Despite a campaign a few years back to have these roofs declared a Unesco world heritage site, most people will have only seen Paris’s celebrated grey zinc roofs from the dizzying TikTok videos made by daredevil freerunners.
Architecture trio says adding roof terraces to French capital’s buildings could boost biodiversity and tackle summer heat
But as officials and scientists scrabble to find solutions to rising temperatures and to promote biodiversity in densely populated metropoles with limited open spaces – Paris is the seventh most crowded city in the world with a well-documented lack of parks – it seems increasingly clear, the answer, or part of it, is up.

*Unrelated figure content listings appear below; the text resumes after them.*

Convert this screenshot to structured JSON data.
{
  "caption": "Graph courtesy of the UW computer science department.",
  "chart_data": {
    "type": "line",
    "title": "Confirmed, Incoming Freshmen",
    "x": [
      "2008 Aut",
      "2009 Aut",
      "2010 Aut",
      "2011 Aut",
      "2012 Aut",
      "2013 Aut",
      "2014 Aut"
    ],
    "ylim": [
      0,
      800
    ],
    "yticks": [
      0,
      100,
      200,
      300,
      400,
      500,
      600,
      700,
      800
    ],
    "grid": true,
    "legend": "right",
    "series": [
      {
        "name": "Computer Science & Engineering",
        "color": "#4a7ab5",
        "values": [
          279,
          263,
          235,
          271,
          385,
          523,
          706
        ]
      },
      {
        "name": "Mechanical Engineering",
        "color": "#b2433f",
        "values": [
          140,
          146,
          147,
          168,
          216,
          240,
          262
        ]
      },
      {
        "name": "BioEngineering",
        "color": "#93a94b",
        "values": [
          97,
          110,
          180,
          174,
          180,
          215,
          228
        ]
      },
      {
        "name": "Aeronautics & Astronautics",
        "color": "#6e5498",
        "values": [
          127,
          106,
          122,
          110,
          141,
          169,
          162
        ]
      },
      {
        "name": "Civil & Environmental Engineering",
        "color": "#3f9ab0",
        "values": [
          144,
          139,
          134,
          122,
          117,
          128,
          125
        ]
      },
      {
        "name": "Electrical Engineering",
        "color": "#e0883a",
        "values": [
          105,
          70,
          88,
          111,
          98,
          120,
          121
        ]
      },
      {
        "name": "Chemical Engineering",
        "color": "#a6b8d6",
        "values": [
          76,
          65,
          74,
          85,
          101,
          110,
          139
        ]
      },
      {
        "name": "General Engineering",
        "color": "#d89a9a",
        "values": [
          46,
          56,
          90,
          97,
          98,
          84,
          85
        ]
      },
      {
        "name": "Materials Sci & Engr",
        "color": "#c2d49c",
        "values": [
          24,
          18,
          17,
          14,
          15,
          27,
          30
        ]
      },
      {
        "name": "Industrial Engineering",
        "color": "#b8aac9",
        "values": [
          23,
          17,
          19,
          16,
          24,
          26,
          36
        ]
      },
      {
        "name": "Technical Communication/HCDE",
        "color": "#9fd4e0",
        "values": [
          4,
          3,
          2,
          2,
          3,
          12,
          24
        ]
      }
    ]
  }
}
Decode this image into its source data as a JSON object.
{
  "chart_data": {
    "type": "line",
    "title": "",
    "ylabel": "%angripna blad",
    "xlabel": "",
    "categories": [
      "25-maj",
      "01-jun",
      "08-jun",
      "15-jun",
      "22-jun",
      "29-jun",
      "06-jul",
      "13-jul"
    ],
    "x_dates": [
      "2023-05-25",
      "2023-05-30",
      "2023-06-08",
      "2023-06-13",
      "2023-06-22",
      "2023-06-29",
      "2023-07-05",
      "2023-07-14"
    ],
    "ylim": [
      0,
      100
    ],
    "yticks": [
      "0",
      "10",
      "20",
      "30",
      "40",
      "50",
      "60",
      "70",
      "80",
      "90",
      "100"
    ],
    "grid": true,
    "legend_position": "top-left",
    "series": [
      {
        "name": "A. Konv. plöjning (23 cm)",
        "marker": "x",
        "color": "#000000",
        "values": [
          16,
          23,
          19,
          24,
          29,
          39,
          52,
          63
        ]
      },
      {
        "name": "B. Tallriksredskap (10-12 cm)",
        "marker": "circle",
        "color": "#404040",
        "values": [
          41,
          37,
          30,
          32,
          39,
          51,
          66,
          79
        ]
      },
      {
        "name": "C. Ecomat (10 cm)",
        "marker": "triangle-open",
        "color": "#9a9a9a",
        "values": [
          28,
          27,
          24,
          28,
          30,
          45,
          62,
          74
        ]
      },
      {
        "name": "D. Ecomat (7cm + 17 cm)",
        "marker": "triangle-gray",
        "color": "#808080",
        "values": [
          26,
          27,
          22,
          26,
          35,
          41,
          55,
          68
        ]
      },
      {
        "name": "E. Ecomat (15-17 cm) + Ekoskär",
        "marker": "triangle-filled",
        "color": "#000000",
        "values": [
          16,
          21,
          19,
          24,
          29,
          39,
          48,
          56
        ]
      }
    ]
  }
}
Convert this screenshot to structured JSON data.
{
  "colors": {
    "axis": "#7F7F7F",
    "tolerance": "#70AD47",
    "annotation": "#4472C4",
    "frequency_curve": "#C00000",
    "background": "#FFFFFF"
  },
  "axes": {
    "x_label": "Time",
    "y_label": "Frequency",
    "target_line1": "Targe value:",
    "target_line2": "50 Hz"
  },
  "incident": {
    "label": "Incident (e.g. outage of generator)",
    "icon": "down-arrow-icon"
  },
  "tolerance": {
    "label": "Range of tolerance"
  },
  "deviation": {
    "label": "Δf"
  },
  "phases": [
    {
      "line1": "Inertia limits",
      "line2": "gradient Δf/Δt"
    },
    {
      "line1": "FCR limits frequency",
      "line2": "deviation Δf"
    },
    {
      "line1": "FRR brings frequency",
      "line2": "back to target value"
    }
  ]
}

It would not be the first city to begin to make use of its roofs for climate solutions. Zurich has had a mandatory green-roof programme for all flat roofs on new buildings not used as terraces since 1991; Linz in Austria has required green roofs since 1984 and has one of the densest green-roof areas in the world, with about 2.7m2 a citizen. Rotterdam also has a thriving Rethinking Rooftops movement.
Paris, however, presents a particular challenge. An estimated 70-80% of the French capital’s buildings – about 110,000 properties – have zinc roofs that not only actively contribute to rising temperatures by absorbing the sun’s heat, but also slope, which means doing anything with them is something of what the French call a casse-tête (headache).
The Roofscapes team suggests overcoming this with wooden platforms fixed across the sloping panels to create roof gardens, terraces and even walkways. These, they say will have a triple benefit of stopping the metal overheating, thus lowering temperatures in the city, increasing biodiversity and creating outdoor spaces for residents.